Я выронил стакан на пол и, поспешно шагая по его осколкам, пошел вон из комнаты.
— И служить бы только своей семье! — ответил я на вопрос Прасковьюшки.
Та беспокойно окликнула меня.
А я прошел в сад и опустился на скамью. Увядшие листья тихо шуршали вокруг, точно переговариваясь о тайнах смерти; синицы беспокойно перекликались в побуревшем кустарнике, чуя над собою ястреба; и тень, бросаемая ближней березой, такой стройной и наивной с виду, походила на эшафот. Я поглядывал то на эту тень, то на осыпающиеся листья, занятый моими думами, и поджидал поверенного, который должен был заехать в усадьбу с часу на час. Мне надо было утверждаться в правах наследства после смерти сына, так как имение принадлежало покойной жене и после смерти ее и Семена стало всецело собственностью Володечки.

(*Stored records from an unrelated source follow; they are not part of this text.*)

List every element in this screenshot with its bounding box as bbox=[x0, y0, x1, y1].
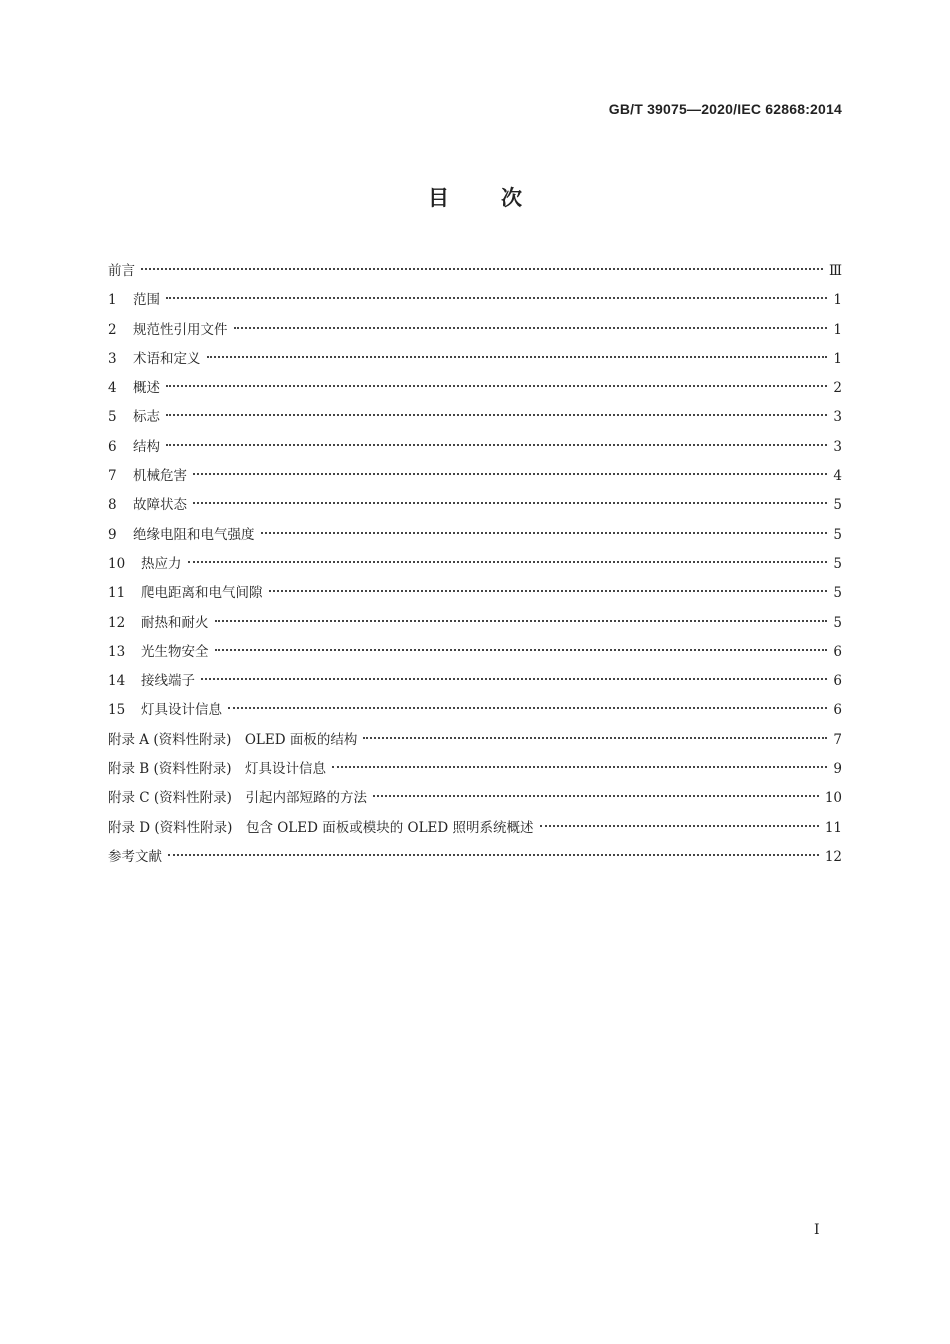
toc-entry[interactable] bbox=[108, 257, 842, 286]
toc-entry[interactable] bbox=[108, 696, 842, 725]
toc-entry-title: 光生物安全 bbox=[141, 643, 209, 660]
toc-entry-number: 10 bbox=[108, 555, 126, 572]
toc-entry-title: 概述 bbox=[133, 380, 160, 397]
toc-entry-title: 绝缘电阻和电气强度 bbox=[133, 526, 255, 543]
table-of-contents bbox=[108, 257, 842, 872]
toc-entry-page: 6 bbox=[833, 702, 842, 719]
toc-entry-number: 8 bbox=[108, 497, 117, 514]
toc-entry-page: 1 bbox=[833, 321, 842, 338]
toc-entry[interactable] bbox=[108, 433, 842, 462]
toc-entry-title: 附录 B (资料性附录) 灯具设计信息 bbox=[108, 761, 327, 778]
toc-entry-number: 12 bbox=[108, 614, 126, 631]
toc-entry-number: 9 bbox=[108, 526, 117, 543]
toc-entry[interactable] bbox=[108, 726, 842, 755]
toc-entry[interactable] bbox=[108, 843, 842, 872]
dot-leader bbox=[168, 854, 819, 856]
toc-entry-number: 14 bbox=[108, 673, 126, 690]
toc-entry-number: 2 bbox=[108, 321, 117, 338]
toc-entry-title: 故障状态 bbox=[133, 497, 187, 514]
dot-leader bbox=[207, 356, 828, 358]
toc-entry-page: 2 bbox=[833, 380, 842, 397]
toc-entry-title: 规范性引用文件 bbox=[133, 321, 228, 338]
dot-leader bbox=[215, 620, 828, 622]
page-title bbox=[0, 182, 950, 212]
toc-entry-page: 3 bbox=[833, 409, 842, 426]
dot-leader bbox=[234, 327, 828, 329]
dot-leader bbox=[166, 444, 827, 446]
toc-entry-title: 附录 A (资料性附录) OLED 面板的结构 bbox=[108, 731, 358, 748]
dot-leader bbox=[166, 385, 827, 387]
toc-entry[interactable] bbox=[108, 755, 842, 784]
toc-entry-page: 9 bbox=[833, 761, 842, 778]
toc-entry-number: 11 bbox=[108, 585, 126, 602]
dot-leader bbox=[373, 795, 819, 797]
toc-entry-number: 3 bbox=[108, 350, 117, 367]
toc-entry-title: 热应力 bbox=[141, 555, 182, 572]
toc-entry-page: 1 bbox=[833, 292, 842, 309]
toc-entry-title: 标志 bbox=[133, 409, 160, 426]
toc-entry[interactable] bbox=[108, 374, 842, 403]
toc-entry-number: 13 bbox=[108, 643, 126, 660]
toc-entry-number: 4 bbox=[108, 380, 117, 397]
toc-entry[interactable] bbox=[108, 638, 842, 667]
dot-leader bbox=[215, 649, 828, 651]
page-number: I bbox=[814, 1222, 820, 1238]
dot-leader bbox=[332, 766, 827, 768]
toc-entry-page: 11 bbox=[824, 819, 842, 836]
toc-entry-title: 耐热和耐火 bbox=[141, 614, 209, 631]
toc-entry[interactable] bbox=[108, 784, 842, 813]
toc-entry-number: 1 bbox=[108, 292, 117, 309]
toc-entry-title: 机械危害 bbox=[133, 468, 187, 485]
dot-leader bbox=[228, 707, 827, 709]
toc-entry[interactable] bbox=[108, 814, 842, 843]
dot-leader bbox=[363, 737, 827, 739]
dot-leader bbox=[193, 502, 827, 504]
dot-leader bbox=[269, 590, 828, 592]
toc-entry-page: 6 bbox=[833, 673, 842, 690]
toc-entry-page: 5 bbox=[833, 614, 842, 631]
toc-entry-page: 5 bbox=[833, 585, 842, 602]
toc-entry[interactable] bbox=[108, 550, 842, 579]
dot-leader bbox=[166, 414, 827, 416]
toc-entry-number: 7 bbox=[108, 468, 117, 485]
dot-leader bbox=[201, 678, 827, 680]
dot-leader bbox=[188, 561, 828, 563]
toc-entry-title: 结构 bbox=[133, 438, 160, 455]
toc-entry[interactable] bbox=[108, 462, 842, 491]
toc-entry[interactable] bbox=[108, 286, 842, 315]
toc-entry-page: 3 bbox=[833, 438, 842, 455]
toc-entry[interactable] bbox=[108, 491, 842, 520]
toc-entry-page: 5 bbox=[833, 555, 842, 572]
toc-entry-number: 5 bbox=[108, 409, 117, 426]
dot-leader bbox=[166, 297, 827, 299]
standard-number: GB/T 39075—2020/IEC 62868:2014 bbox=[608, 101, 842, 117]
toc-entry-title: 附录 C (资料性附录) 引起内部短路的方法 bbox=[108, 790, 367, 807]
toc-entry[interactable] bbox=[108, 521, 842, 550]
dot-leader bbox=[193, 473, 827, 475]
title-char: 目 bbox=[428, 186, 449, 210]
toc-entry-number: 6 bbox=[108, 438, 117, 455]
toc-entry[interactable] bbox=[108, 403, 842, 432]
toc-entry-page: 6 bbox=[833, 643, 842, 660]
toc-entry-number: 15 bbox=[108, 702, 126, 719]
toc-entry-page: 5 bbox=[833, 526, 842, 543]
toc-entry-title: 爬电距离和电气间隙 bbox=[141, 585, 263, 602]
toc-entry-title: 附录 D (资料性附录) 包含 OLED 面板或模块的 OLED 照明系统概述 bbox=[108, 819, 534, 836]
toc-entry[interactable] bbox=[108, 609, 842, 638]
toc-entry-title: 参考文献 bbox=[108, 848, 162, 865]
toc-entry-page: Ⅲ bbox=[828, 263, 842, 279]
dot-leader bbox=[261, 532, 828, 534]
toc-entry-title: 接线端子 bbox=[141, 673, 195, 690]
toc-entry-title: 范围 bbox=[133, 292, 160, 309]
toc-entry-page: 7 bbox=[833, 731, 842, 748]
toc-entry[interactable] bbox=[108, 345, 842, 374]
toc-entry-title: 前言 bbox=[108, 263, 135, 279]
toc-entry-page: 1 bbox=[833, 350, 842, 367]
toc-entry-page: 12 bbox=[824, 848, 842, 865]
toc-entry-page: 5 bbox=[833, 497, 842, 514]
toc-entry-title: 术语和定义 bbox=[133, 350, 201, 367]
toc-entry-page: 10 bbox=[824, 790, 842, 807]
toc-entry[interactable] bbox=[108, 316, 842, 345]
toc-entry[interactable] bbox=[108, 667, 842, 696]
dot-leader bbox=[141, 268, 823, 270]
toc-entry-page: 4 bbox=[833, 468, 842, 485]
title-char: 次 bbox=[501, 186, 522, 210]
dot-leader bbox=[540, 825, 819, 827]
toc-entry[interactable] bbox=[108, 579, 842, 608]
toc-entry-title: 灯具设计信息 bbox=[141, 702, 222, 719]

Настойчиво сбив себя на эти мысли, я погрузился было в хозяйственные соображения. Но тут зашумел ветер, тень от березы заколебалась, и под перекладиной эшафота судорожно закрутился кто-то, тонкий и длинный.
И жалко беспомощный.
Я вскрикнул каким-то похожим на лай голосом и, сильно извиваясь всем телом, побежал к балкону.
— Прасковья! Прасковья! — гневно кричал я, с трудом переставляя словно перебитые во всех суставах ноги.
На ступени балкона мне помогла взобраться Прасковьюшка. Она тотчас же уложила меня в постель и, прикрыв беличьим полушубком, поила с блюдечка горячим отваром из богородской травы. Мои внутренности прыгали в мучительном ознобе, а щеки передергивала гримаса. И хотелось спрятаться от самого себя.
Обжигая о блюдечко губы и стуча от холода зубами, я сказал:
— Володечка рос с характером женственным, нежным и мягким, как воск. Он был похож на покойную жену, и поэтому-то я так любил его. Семен был груб и мужиковат. Ты меня слушаешь? Да?
Прасковьюшка горестно всплеснула руками.
— Порфирий Сергеич, измучили вы и себя и меня. До ноготка измучили!
Сдерживаясь и почти холодно, я ответил:
— Что делать. Володечку-то ведь не воскресить!
Поверенный приехал в сумерки, и я целый час беседовал с ним о деле, советуясь, в каких архивах надо исхлопотать недостававшие бумаги. Тот справлялся у меня:
— Какой суммой можно приблизительно выразить все наследство, переходящее к вам после покойного сына?
Сидя в постели, я отвечал:
— Шестьюдесятью пятью тысячами или около этого. Пожалуй, несколько побольше.
Мои виски поламывало; мозг будто шевелился в голове, желая сбросить с себя тусклую пелену, как сбрасывает воскресающая вода холодные оковы льдов. Но я упирался против этих усилий, почему-то тревожась и пугаясь.